MIT researchers compress AI models during training using control theory, cutting compute costs without performance loss

MIT researchers built a method that shrinks AI models during training, not after, cutting compute costs without losing accuracy. Called CompreSSM, it drops unnecessary components after just 10% of training, achieving up to 4x speedups.

Categorized in: AI News Science and Research
Published on: Apr 10, 2026
MIT researchers compress AI models during training using control theory, cutting compute costs without performance loss

MIT Researchers Cut AI Training Costs by Compressing Models During Learning

Researchers at MIT's Computer Science and Artificial Intelligence Laboratory have developed a method to shrink AI models while they train, rather than after. The technique, called CompreSSM, eliminates unnecessary components early in the training process and cuts compute costs without sacrificing accuracy.

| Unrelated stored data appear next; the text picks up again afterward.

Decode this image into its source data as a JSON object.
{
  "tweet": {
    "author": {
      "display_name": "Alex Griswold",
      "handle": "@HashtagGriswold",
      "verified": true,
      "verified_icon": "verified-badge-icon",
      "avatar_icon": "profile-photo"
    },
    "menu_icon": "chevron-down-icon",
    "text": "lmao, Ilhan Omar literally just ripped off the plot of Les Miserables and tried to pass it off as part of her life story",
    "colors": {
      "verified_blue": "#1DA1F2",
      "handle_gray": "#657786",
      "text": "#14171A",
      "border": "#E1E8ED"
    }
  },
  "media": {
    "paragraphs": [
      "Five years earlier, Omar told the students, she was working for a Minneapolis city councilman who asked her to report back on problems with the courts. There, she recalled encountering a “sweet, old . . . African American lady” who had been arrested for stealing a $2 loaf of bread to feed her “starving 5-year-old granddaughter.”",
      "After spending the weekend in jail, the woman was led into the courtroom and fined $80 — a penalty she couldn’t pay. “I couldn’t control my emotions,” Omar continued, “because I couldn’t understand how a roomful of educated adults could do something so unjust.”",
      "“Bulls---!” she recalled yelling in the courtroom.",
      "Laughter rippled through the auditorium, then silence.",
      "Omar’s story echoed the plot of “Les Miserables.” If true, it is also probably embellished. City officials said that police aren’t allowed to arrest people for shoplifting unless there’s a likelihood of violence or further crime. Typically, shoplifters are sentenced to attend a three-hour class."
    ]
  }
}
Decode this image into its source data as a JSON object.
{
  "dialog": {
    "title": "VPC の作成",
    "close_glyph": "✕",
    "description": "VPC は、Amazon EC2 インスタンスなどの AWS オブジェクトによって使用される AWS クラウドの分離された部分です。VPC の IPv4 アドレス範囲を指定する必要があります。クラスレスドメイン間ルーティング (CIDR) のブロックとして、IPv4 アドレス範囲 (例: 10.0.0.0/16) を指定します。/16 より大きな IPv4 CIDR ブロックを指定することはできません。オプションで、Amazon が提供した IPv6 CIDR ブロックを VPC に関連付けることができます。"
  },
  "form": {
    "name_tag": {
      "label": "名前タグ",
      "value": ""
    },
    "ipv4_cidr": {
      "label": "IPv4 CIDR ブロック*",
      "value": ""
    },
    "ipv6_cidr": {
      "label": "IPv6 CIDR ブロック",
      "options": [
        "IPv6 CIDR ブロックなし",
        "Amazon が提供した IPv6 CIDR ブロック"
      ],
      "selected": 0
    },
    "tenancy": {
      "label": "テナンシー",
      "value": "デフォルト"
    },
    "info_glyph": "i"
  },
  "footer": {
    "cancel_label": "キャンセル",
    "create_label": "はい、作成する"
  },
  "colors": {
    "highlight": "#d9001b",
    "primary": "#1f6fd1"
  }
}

The work targets state-space models, a family of AI architectures used in language processing, audio generation, and robotics. By applying mathematical tools from control theory, the team identifies which internal components matter and which don't, then removes the dead weight before training completes.

How the Method Works

The key insight is that the relative importance of different model components stabilizes early in training. Using a mathematical quantity called Hankel singular values-which measure how much each internal state contributes to overall performance-the researchers can reliably rank which dimensions are essential after just 10 percent of training.

Once those rankings are established, less-important components are discarded. The remaining 90 percent of training proceeds at the speed of a much smaller model.

"During learning, the models are getting rid of parts that are not useful to their development," said Makram Chahine, a PhD student at CSAIL and lead author of the paper.

Performance Gains

On image classification benchmarks, compressed models maintained nearly the same accuracy as full-sized versions while training up to 1.5 times faster. A model reduced to roughly a quarter of its original size achieved 85.7 percent accuracy on the CIFAR-10 benchmark, compared to 81.8 percent for a model trained at that smaller size from scratch.

On Mamba, a widely used state-space architecture, the method achieved approximately 4x training speedups, compressing a 128-dimensional model down to around 12 dimensions while maintaining competitive performance.

Advantages Over Existing Methods

Conventional approaches either train a full model and then prune it-paying the full computational cost upfront-or use knowledge distillation, which requires training both a large "teacher" model and a smaller "student" model, essentially doubling effort.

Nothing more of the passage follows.